Il aura fallu qu’on vienne me les mettre sous les yeux pour que je les reconnaisse enfin, en moi.

Oui, ils étaient là, et depuis toujours.

Sinon comment expliquer que je me sois retrouvé pendant trois mois plongé dans une introduction au Talmud quelques années plus tôt ? Et surtout que je me sois profondément reconnu dans cette façon de penser absolument unique ou seule la contradiction importe, et non la vérité, qui n’appartient qu’à Dieu. 

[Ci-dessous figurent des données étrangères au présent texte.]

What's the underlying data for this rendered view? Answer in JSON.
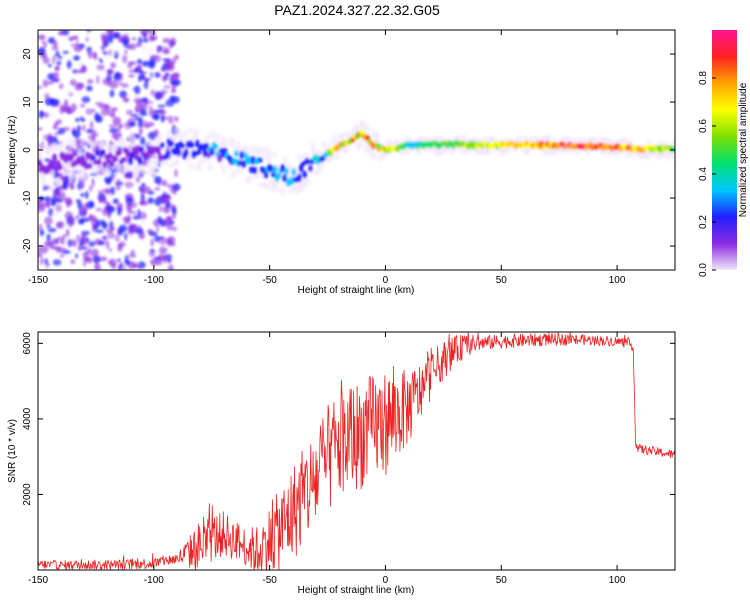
{
  "chart_data": [
    {
      "type": "heatmap",
      "title": "PAZ1.2024.327.22.32.G05",
      "xlabel": "Height of straight line (km)",
      "ylabel": "Frequency (Hz)",
      "xlim": [
        -150,
        125
      ],
      "ylim": [
        -25,
        25
      ],
      "xticks": [
        "-150",
        "-100",
        "-50",
        "0",
        "50",
        "100"
      ],
      "yticks": [
        "-20",
        "-10",
        "0",
        "10",
        "20"
      ],
      "colorbar": {
        "label": "Normalized spectral amplitude",
        "range": [
          0,
          1
        ],
        "ticks": [
          "0.0",
          "0.2",
          "0.4",
          "0.6",
          "0.8"
        ],
        "colors": [
          "#f2e6fa",
          "#8a2be2",
          "#2020ff",
          "#00c8ff",
          "#00e070",
          "#7be000",
          "#ffff00",
          "#ffa500",
          "#ff2020",
          "#ff1493"
        ]
      },
      "ridge": {
        "x": [
          -150,
          -120,
          -100,
          -90,
          -80,
          -70,
          -60,
          -50,
          -45,
          -40,
          -35,
          -30,
          -25,
          -20,
          -15,
          -10,
          -5,
          0,
          5,
          10,
          20,
          30,
          40,
          50,
          60,
          70,
          80,
          90,
          100,
          110,
          120,
          125
        ],
        "frequency": [
          -3,
          -1.5,
          -1,
          0.5,
          0,
          -1,
          -2.5,
          -4,
          -5,
          -5.5,
          -4,
          -2.5,
          -1,
          1,
          2,
          3.5,
          1,
          0,
          0.5,
          1,
          1,
          1.2,
          1,
          1,
          1,
          1,
          1,
          0.8,
          0.5,
          0.3,
          0.2,
          0
        ],
        "amplitude": [
          0.1,
          0.15,
          0.15,
          0.2,
          0.25,
          0.25,
          0.28,
          0.3,
          0.3,
          0.3,
          0.32,
          0.35,
          0.5,
          0.6,
          0.7,
          0.8,
          0.75,
          0.7,
          0.6,
          0.4,
          0.45,
          0.5,
          0.6,
          0.7,
          0.75,
          0.8,
          0.85,
          0.85,
          0.8,
          0.7,
          0.6,
          0.5
        ]
      }
    },
    {
      "type": "line",
      "xlabel": "Height of straight line (km)",
      "ylabel": "SNR (10 * v/v)",
      "xlim": [
        -150,
        125
      ],
      "ylim": [
        0,
        6300
      ],
      "xticks": [
        "-150",
        "-100",
        "-50",
        "0",
        "50",
        "100"
      ],
      "yticks": [
        "2000",
        "4000",
        "6000"
      ],
      "color": "#ee2222",
      "series": [
        {
          "x": [
            -150,
            -140,
            -130,
            -120,
            -110,
            -100,
            -95,
            -90,
            -85,
            -80,
            -75,
            -70,
            -65,
            -60,
            -55,
            -50,
            -45,
            -40,
            -35,
            -30,
            -25,
            -20,
            -15,
            -10,
            -5,
            0,
            5,
            10,
            15,
            20,
            25,
            30,
            35,
            40,
            50,
            60,
            70,
            80,
            90,
            100,
            105,
            107,
            108,
            110,
            115,
            120,
            125
          ],
          "values": [
            150,
            120,
            140,
            130,
            150,
            180,
            250,
            300,
            450,
            650,
            850,
            950,
            800,
            600,
            500,
            800,
            1100,
            1500,
            2000,
            2400,
            2900,
            3300,
            3500,
            3600,
            3800,
            3900,
            4100,
            4300,
            4700,
            5200,
            5550,
            5800,
            5950,
            6000,
            6050,
            6080,
            6100,
            6100,
            6080,
            6050,
            6000,
            5900,
            3300,
            3200,
            3150,
            3100,
            3050
          ]
        }
      ],
      "noise": [
        {
          "x": -150,
          "amplitude": 120
        },
        {
          "x": -90,
          "amplitude": 150
        },
        {
          "x": -80,
          "amplitude": 700
        },
        {
          "x": -60,
          "amplitude": 500
        },
        {
          "x": -40,
          "amplitude": 1300
        },
        {
          "x": -20,
          "amplitude": 1500
        },
        {
          "x": 0,
          "amplitude": 1400
        },
        {
          "x": 20,
          "amplitude": 600
        },
        {
          "x": 40,
          "amplitude": 200
        },
        {
          "x": 105,
          "amplitude": 120
        },
        {
          "x": 125,
          "amplitude": 120
        }
      ]
    }
  ]
}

La vérité, je ne sais pas ce que c’est, et puis je vois bien qu’elle n’est pas dans mes cordes. En revanche, j’ai une passion pour les contradictions. 

Aussi bien dans les idées que chez les gens. C’est bien simple, si je vois quelqu’un masquer ses contradictions pour me faire croire à de l’intégrité, je le plains. Un individu qui me crie dessus parce qu’il détient la vérité me fait pitié. Le pourvoyeur de moraline m’ennuie. Je ne suis attiré que par celui qui a conscience de ses défauts et qui en rit. Il est moins répandu que le premier, mais il existe, et quand je le rencontre, je sais que mon âme entre en repos. 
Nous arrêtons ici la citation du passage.